The days of smokers being able to escape to have a sneaky cigarette at the beach or in the park are numbered.
New plans are now being considered to introduce by-laws to stop the public lighting up in public.
Tobacco control officials have set their sights on extending a zero-tolerance approach to more sites, 18 years after Ireland became the first country in the world to outlaw smoking in the workplace.
In its latest report, the Department of Health’s Tobacco-Free Ireland section said it plans to promote a smoking ban in certain parks and beaches, “in conjunction with local authorities by voluntary measures or by the introduction of by-laws”.

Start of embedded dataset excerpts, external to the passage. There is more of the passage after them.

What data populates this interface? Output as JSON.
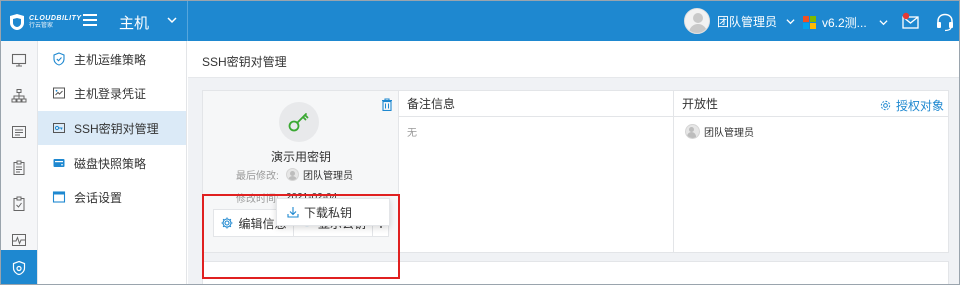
{
  "app": {
    "logo_title": "CLOUDBILITY",
    "logo_subtitle": "行云管家",
    "module_title": "主机"
  },
  "topbar": {
    "user_name": "团队管理员",
    "version_label": "v6.2测..."
  },
  "rail": {
    "icons": [
      "monitor-icon",
      "org-chart-icon",
      "list-icon",
      "clipboard-icon",
      "clipboard-check-icon",
      "pulse-icon",
      "shield-gear-icon"
    ],
    "active_index": 6
  },
  "submenu": {
    "items": [
      {
        "label": "主机运维策略",
        "icon": "shield-check-icon"
      },
      {
        "label": "主机登录凭证",
        "icon": "login-credential-icon"
      },
      {
        "label": "SSH密钥对管理",
        "icon": "key-card-icon"
      },
      {
        "label": "磁盘快照策略",
        "icon": "disk-icon"
      },
      {
        "label": "会话设置",
        "icon": "window-icon"
      }
    ],
    "active_index": 2
  },
  "breadcrumb": {
    "title": "SSH密钥对管理"
  },
  "key_card": {
    "name": "演示用密钥",
    "last_modified_label": "最后修改:",
    "last_modified_by": "团队管理员",
    "modified_time_label": "修改时间:",
    "modified_time": "2021-02-04",
    "edit_label": "编辑信息",
    "show_label": "显示公钥",
    "download_label": "下载私钥",
    "notes_header": "备注信息",
    "notes_value": "无",
    "openness_header": "开放性",
    "authorize_label": "授权对象",
    "open_user": "团队管理员"
  },
  "colors": {
    "primary": "#1e88d0",
    "active_menu_bg": "#dbeaf7",
    "highlight_red": "#e02020",
    "key_green": "#3aa832"
  }
}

A survey carried out last year found smoking rates increased from 17pc in 2019 to 18pc last year. Prevalence is highest among 45 to 54-year-olds – 24pc of whom smoke.
Roughly half of smokers reported changes in smoking behaviour during the Covid-19 restrictions, with 28pc saying they smoked more cigarettes than before the pandemic.
The latest update shows 60pc of the clubs involved in the GAA’s Healthy Clubs initiative – which aims to provide hubs for health within communities – had a smoke-free and vape-free policy.
It also found a number of initiatives introducing tobacco-free environments in areas frequented by children have been established by local authorities.
Health Minister Stephen Donnelly, who launched the report with junior minister Frank Feighan, said: “Stopping smoking remains one of the best decisions a person can make for their health and the HSE Quit service is available to anyone who needs support to take that first step.”